MHN Interview: What’s Old is New Again with GDC

GDC Properties recently completed an adaptive-reuse luxury community in DUMBO, Brooklyn. MHN speaks with Adam Ginsburg, co-chairman of GDC Properties, about this development and why he feels there’s a benefit to rehabbing older commercial properties into residential communities.

By Jessica Fiur, News Editor

New York—GDC Properties, a Westchester, N.Y.-based real estate firm, recently completed an adaptive-reuse luxury community in DUMBO, Brooklyn, called 220 Water Street. MHN speaks with Adam Ginsburg, co-chairman of GDC Properties, about this development and why he feels there’s a benefit to rehabbing older commercial properties into residential communities.

MHN: Tell me about your adaptive reuse luxury property in DUMBO.

Ginsburg: It’s an old factory built in two stages—the first stage in the 1890s and the second stage in early 1900s. It was originally a shoe factory, and it still had a manufacturing use, in part, when we acquired it. The owner was the operator of a business, and he was relocating to something that was more modern and could better deal with the deliveries and processing that are involved with manufacturing these days. We bought the property back in 2005. The area was not landmarked, it was not zoned for residential, and we rode out the land marking process, the rezoning process, the financial crisis, and we were one of the first construction projects that managed to get a construction loan coming out the 2008 Lehman failure. We got into the ground in earnest in the summer of 2010 and delivered the project in about 16 months. We’ve been leasing up since early 2012, and we’re really on the verge of stabilization now. We’re north of 90 percent. It’s exciting for me to see something come to life—whatever you do, the building doesn’t really start to breathe until people move in, and so far we’ve got a diverse and interesting group of residents that are enjoying DUMBO and enjoying our building.

MHN: What attracted you to this property to begin with, especially since it wasn’t zoned for residential use?

Ginsburg: The building itself has great bones, it’s really characteristic of a 19th century manufacturing building, but it has some things that specifically made it work well for residential conversion. Often times, large manufacturing buildings have huge floor plates that make it difficult to fit apartments and provide light and air that’s required without carving in—at great expense and inconvenience—courtyards. This building already had an interior courtyard and a side yard that allowed for the more efficient conversion to residential. The other outstanding feature that the building offered was tremendous windows—the windows are 10 feet tall by 8 feet wide. On the older half of the building they all have an arch detail, which is really attractive. We’re a very design-oriented company. We’re founded by an architect, and we spend an awful lot of time on design.
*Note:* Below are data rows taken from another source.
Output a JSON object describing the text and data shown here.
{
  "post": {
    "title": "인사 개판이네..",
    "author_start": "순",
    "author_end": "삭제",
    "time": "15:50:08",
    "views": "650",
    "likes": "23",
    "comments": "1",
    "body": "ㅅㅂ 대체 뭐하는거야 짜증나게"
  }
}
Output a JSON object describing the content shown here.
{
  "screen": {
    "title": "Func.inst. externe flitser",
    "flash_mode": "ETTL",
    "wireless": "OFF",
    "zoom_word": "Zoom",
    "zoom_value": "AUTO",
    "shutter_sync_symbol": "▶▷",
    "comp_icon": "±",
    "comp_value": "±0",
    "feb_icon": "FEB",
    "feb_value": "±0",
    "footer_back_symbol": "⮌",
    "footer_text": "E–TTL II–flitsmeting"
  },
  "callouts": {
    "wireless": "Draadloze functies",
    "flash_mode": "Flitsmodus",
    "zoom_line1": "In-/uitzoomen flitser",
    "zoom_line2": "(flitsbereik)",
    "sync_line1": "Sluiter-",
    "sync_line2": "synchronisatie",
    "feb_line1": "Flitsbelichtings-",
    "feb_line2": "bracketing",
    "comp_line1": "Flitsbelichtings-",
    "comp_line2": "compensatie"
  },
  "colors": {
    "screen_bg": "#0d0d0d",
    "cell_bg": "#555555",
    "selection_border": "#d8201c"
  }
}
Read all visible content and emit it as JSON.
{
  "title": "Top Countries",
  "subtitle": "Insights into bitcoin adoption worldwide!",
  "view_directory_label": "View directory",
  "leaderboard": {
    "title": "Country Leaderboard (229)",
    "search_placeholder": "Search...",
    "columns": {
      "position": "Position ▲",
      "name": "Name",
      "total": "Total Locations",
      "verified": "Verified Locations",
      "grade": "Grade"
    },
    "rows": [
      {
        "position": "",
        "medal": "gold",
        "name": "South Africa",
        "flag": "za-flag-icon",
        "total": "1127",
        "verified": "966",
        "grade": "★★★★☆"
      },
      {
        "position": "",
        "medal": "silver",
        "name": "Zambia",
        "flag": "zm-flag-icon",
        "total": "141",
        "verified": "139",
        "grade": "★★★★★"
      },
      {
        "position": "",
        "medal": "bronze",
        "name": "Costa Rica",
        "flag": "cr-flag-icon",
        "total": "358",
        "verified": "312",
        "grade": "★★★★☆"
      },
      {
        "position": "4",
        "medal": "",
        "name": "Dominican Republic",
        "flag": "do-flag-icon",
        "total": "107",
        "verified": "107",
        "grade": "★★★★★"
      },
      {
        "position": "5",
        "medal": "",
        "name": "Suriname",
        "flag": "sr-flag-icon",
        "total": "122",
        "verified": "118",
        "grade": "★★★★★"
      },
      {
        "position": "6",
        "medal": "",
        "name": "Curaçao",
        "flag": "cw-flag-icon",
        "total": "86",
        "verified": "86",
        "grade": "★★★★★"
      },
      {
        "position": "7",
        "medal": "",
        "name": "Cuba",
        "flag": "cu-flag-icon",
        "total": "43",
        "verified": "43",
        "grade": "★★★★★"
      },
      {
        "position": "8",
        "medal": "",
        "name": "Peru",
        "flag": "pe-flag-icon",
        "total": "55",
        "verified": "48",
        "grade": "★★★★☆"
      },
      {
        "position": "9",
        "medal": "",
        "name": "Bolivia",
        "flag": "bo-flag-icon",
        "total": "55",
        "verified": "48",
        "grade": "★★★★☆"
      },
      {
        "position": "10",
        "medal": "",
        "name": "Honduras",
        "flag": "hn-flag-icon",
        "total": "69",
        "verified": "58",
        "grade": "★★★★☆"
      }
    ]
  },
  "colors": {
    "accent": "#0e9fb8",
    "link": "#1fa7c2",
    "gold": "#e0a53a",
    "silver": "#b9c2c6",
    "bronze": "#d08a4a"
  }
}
We have a firm belief that good design brings good value, and it certainly makes us proud and happy to own and manage properties that look and work great. We knew we could make something special out of the building, and ultimately we decided to develop the property under the Federal Historic Tax Credit program. Not only did we meet the New York City landmark requirement, but also our design was fully vetted and reviewed and ultimately signed off on by the national park service. That impacted things like windows—the replacement windows that we put in are historically accurate—and as a result, the windows that are on the older half of the building don’t match the windows that are on the newer half of the building, because at the time the building was built they had different window patterns. There are details on the building that I think we would have preserved anyway, that the National Parks Service appreciated and required so that the building is historically accurate. And it has a sense of authenticity—something that is not so easily recreated today. I think in the DUMBO market in particular, people are attracted to living in that neighborhood place a high value on that sense of “real,” and the sense of history, of what the neighborhood used to be—that connection to the past. This building really was a great building, especially for that submarket.

MHN: Is that something you try to do frequently—do you always look for cool older buildings that you could adapt?

Ginsburg: We’re starting construction on a 1960s-era office building that we’re converting to a loft hotel in downtown Orlando, and that’s actually interesting for other reasons. That National Parks Service hasn’t considered too many 1960s vintage buildings as historic, but this particular building is iconic, and the architecture is very much of that time. And in a newer city like Orlando, that is its heritage. It took some convincing, but in that instance we were able to. Besides that, it’s no secret that the capital markets world has completely changed since 2008, and for a lot of developers you’re required to fund significantly more equity than we’re used to doing. The Historic Tax Credit program gives us a way to help offset some of the high costs of building, while we are able preserve something of historical note.

MHN: It’s nice to see such attention to detail.

Ginsburg: It goes not just to the physical things. We spend a tremendous amount of time laying out the interiors of apartments—how they flow and how they work, trying to make them as efficient as possible—focusing on details such as closet space and bathrooms, down to the quality of the hardware. Things that don’t necessarily show up readily when you look at a place. But I think over time people appreciate that there is a solid feeling of quality there. Ultimately our goal is to keep our customers happy for as long as possible. We want the people who are renting our apartments there for a long time. And even if they consider moving out for whatever reason, when they’re looking around I want them to feel like it’s going to be very hard for them to match all of the benefits and details that they’re finding in the apartments that we rent.